In his response, REALTOR® A denied the charge and protested that all of his actions had been clearly necessary in his client’s interest and justifiable in view of the unusual circumstances.
At the hearing, Commissioner B, the complainant, produced a photocopy of a deed to 300 acres of undeveloped land with the consideration stated to be $1,000 an acre; an affidavit from Seller C, who had deeded the land to the XYZ Development Company, affirming that the price actually paid for the land by the company was $600 an acre; and a letter from the president of the XYZ Development Company stating that the deed was prepared in consultation with, and upon advice of, REALTOR® A, upon whom the company depended in its land acquisition and home selling activities.
REALTOR® A explained that he had assisted XYZ Development Company over a period of several years in working out a long-range building program, and that in keeping with this plan the company would need 300 acres of undeveloped land in that area before the end of the year. At the time he began negotiations, a news story emanating from the state conservation commission announced that it would acquire extensive tracts of undeveloped land. The story had indicated that this acquisition would take place in five counties, including the county where the property under discussion was located. The story had also indicated that the commission would be limited in its acquisitions to land that would be purchased for not more than $800 an acre.
REALTOR® A had advised his clients that suitable land for their proposed development could probably be purchased for $500 an acre. He recommended, however, that he be authorized to offer $600 per acre. This authority was given and REALTOR® A negotiated purchase from Seller C of the 300 acre tract on behalf of the Development Company for $600 an acre.
REALTOR® A expressed concern that the state conservation commission might undertake to acquire the property from the company, since the price at which it was bought was below the commission per acre limit. An officer suggested asking Seller C to deed the property for “ONE DOLLAR AND OTHER CONSIDERATIONS” and then placing revenue stamps indicative of a $1,000 per acre price on the deed.

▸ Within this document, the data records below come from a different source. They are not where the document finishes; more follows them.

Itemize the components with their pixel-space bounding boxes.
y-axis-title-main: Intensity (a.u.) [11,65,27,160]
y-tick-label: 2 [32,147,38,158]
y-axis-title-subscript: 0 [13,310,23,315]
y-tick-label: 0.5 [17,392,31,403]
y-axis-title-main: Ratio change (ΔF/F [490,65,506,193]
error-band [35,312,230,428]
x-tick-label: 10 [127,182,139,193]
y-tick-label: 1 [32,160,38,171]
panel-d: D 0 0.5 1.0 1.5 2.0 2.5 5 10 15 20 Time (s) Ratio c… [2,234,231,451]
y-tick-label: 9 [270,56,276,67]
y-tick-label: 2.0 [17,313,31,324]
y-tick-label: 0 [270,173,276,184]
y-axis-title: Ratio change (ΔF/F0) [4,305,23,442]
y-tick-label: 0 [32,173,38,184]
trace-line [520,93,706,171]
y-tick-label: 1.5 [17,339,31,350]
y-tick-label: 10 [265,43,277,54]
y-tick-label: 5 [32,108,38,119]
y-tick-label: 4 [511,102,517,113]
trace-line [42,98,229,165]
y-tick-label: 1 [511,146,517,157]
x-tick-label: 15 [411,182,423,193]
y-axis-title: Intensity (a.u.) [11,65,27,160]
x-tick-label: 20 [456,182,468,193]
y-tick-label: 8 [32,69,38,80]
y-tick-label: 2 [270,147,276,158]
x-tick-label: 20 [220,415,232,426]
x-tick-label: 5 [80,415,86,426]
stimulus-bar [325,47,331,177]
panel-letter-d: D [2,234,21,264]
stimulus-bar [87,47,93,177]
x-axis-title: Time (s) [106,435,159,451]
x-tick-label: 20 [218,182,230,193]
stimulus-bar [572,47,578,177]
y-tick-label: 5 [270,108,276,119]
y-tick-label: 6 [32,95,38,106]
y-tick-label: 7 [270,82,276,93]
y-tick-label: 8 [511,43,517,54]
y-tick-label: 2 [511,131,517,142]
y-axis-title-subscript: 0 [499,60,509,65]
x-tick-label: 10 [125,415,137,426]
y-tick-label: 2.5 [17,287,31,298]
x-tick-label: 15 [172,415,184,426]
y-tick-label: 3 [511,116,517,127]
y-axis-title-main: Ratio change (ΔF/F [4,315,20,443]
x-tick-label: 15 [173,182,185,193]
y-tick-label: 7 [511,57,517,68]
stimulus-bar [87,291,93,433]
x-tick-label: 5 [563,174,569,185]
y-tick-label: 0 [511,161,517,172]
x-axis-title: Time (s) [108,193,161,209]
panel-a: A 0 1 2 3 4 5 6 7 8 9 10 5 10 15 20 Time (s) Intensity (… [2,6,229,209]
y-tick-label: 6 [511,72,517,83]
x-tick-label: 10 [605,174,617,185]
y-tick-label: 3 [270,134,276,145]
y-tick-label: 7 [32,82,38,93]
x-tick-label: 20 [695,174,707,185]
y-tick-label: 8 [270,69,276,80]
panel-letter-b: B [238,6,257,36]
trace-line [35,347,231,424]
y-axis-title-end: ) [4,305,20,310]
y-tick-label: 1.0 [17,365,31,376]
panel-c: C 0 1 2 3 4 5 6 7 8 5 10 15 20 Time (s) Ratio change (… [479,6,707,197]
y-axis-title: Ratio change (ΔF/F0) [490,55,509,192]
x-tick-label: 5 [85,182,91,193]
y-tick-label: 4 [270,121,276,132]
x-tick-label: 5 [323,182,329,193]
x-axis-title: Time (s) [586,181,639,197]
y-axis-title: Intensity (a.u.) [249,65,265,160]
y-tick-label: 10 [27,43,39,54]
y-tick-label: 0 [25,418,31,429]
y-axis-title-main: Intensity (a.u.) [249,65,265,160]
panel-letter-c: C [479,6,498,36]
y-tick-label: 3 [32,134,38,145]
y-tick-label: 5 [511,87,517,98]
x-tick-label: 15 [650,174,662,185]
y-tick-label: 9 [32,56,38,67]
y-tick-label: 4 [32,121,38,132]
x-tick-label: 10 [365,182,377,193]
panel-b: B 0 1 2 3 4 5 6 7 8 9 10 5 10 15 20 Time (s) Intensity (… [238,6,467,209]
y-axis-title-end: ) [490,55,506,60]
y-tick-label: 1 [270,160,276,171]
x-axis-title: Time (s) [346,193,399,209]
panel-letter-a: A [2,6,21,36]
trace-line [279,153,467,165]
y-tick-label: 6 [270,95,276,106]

REALTOR® A pointed out that it was unlikely that a $1,000 per acre value could be supported by revenue stamps alone. He suggested that Seller C be asked to agree to a deed that would state the consideration to have been at a rate of $1,000 per acre.
Commissioner B testified that he had reviewed recorded deeds in recent sales, had visited the property in question, and had called on the sellers because of the high price at which it apparently had been sold. He had commented on the very favorable price to Seller C, who had inadvertently let it slip that the price shown on the deed was not the price paid. He later confirmed this in an affidavit that was presented at the hearing. The Hearing Panel found REALTOR® A in violation of Article 2 of the Code of Ethics by becoming a party to the naming of a false consideration.